PB: Naja, die Elternpräsenz war im Schulalltag nicht spürbar. Nur bei Veranstaltungen und der Organisation war etwas von dieser mitzubekommen.

TB: Hin und wieder war ich etwas genervt, aber im Endeffekt brachte ihr Engagement Positives für mich und vor allem für die Schule mit sich.

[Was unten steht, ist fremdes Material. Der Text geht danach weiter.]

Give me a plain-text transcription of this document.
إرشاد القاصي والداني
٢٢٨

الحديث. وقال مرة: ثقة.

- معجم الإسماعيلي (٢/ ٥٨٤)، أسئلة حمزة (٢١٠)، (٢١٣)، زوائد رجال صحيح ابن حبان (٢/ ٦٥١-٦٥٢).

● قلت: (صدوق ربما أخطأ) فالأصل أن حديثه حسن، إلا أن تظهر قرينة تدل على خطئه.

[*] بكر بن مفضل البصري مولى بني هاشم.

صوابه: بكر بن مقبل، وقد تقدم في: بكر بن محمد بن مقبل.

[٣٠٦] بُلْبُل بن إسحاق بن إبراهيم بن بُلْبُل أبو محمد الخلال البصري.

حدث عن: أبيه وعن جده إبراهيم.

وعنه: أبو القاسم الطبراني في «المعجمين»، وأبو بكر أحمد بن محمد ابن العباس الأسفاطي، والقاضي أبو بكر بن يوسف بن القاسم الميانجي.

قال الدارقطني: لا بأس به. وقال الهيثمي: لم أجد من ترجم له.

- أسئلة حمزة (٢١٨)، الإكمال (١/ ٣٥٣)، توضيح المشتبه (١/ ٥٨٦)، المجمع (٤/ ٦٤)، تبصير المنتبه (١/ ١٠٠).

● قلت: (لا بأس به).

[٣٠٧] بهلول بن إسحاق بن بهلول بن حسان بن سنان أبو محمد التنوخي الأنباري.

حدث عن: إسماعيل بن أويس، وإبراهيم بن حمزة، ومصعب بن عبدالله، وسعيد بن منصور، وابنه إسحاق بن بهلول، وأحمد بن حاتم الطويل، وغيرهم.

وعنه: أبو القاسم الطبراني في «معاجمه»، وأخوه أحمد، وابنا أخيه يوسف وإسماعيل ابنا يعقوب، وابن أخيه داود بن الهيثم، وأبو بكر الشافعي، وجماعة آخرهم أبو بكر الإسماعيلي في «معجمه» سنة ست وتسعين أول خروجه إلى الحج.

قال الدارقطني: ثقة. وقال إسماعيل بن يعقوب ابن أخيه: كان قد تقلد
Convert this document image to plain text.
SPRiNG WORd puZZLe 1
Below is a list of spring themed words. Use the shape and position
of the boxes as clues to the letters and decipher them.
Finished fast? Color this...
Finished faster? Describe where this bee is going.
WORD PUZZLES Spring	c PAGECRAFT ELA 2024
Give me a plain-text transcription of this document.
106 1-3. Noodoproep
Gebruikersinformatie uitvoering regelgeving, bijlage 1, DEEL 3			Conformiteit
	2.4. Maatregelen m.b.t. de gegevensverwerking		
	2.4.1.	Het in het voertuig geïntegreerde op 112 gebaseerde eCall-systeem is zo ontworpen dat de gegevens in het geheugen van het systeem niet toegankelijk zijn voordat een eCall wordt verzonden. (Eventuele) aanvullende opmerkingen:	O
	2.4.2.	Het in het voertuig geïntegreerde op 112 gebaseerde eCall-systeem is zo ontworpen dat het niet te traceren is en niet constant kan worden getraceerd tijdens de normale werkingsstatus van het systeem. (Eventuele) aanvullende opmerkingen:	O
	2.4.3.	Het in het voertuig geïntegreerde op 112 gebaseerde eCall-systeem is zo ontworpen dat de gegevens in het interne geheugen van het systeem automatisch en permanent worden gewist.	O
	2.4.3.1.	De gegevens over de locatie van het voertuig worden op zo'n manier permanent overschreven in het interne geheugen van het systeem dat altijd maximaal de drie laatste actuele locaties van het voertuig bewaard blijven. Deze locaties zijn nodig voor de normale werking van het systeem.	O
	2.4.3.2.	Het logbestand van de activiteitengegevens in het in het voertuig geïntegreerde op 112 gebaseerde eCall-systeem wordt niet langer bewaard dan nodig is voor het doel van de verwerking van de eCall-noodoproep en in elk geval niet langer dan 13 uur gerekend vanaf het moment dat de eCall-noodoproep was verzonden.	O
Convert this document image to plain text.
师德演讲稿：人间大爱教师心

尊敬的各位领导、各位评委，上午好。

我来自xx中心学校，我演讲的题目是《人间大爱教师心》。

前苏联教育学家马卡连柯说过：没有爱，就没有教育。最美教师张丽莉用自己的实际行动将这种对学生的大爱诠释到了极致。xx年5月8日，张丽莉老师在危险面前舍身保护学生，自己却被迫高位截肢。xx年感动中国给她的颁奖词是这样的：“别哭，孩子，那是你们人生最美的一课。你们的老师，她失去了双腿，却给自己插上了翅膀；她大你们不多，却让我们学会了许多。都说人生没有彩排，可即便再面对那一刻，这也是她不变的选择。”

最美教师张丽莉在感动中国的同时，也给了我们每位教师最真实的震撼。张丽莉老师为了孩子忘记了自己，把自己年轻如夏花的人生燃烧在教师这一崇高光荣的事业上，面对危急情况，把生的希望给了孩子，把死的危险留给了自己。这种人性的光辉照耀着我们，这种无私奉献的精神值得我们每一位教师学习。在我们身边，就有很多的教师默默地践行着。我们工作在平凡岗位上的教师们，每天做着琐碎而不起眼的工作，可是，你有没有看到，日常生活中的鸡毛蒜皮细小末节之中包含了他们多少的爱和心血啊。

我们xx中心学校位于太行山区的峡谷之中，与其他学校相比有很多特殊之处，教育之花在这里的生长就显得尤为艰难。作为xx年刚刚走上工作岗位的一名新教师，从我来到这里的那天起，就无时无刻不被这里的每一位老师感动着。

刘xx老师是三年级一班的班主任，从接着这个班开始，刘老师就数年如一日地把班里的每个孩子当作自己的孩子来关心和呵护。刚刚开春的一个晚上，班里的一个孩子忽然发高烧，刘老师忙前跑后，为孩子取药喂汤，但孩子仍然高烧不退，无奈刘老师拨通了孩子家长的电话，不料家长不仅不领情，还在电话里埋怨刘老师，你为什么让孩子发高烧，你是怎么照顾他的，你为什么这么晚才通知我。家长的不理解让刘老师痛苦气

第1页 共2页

12. Könnt Ihr drei Kriterien nennen, die eine Schule der Zukunft erfüllen müsste, damit Ihr Eure Kinder dorthin geben würdet? Wollt Ihr abschließend etwas aussprechen, was Euch in Bezug auf Eure Schulzeit besonders wichtig scheint?

PB: Schwierig… Wahrscheinlich das Fördern von individuellen Stärken, kompetenten Umgang mit Konfliktsituationen zwischen SchülerInnen, LehrerInnen und Eltern, viel Bewegungsmöglichkeiten für die SchülerInnen, vor allem in der Unter- und Mittelstufe.

TB: Wahlfächer, viel Sport und ein gutes SchülerInnen-LehrerInnen-Verhältnis. Aber eigentlich ist die Frage falsch gestellt – denn es gibt nicht wirklich Alternativen. Was ich von

Freunden mitbekomme, lässt mich glauben, dass das öffentliche Schulsystem veraltet ist. Man lernt statt fürs Leben nur „für die Matura“, für „ein Zeugnis“, und das bringt nix.

HF: Liebe Familie Berke, vielen herzlichen Dank, dass Ihr der Einladung zu diesem Gespräch gefolgt seid. Alles Gute auf Euren weiteren Wegen! ¶

Holger Finke ist Oberstufenlehrer und war Tutor von Paul.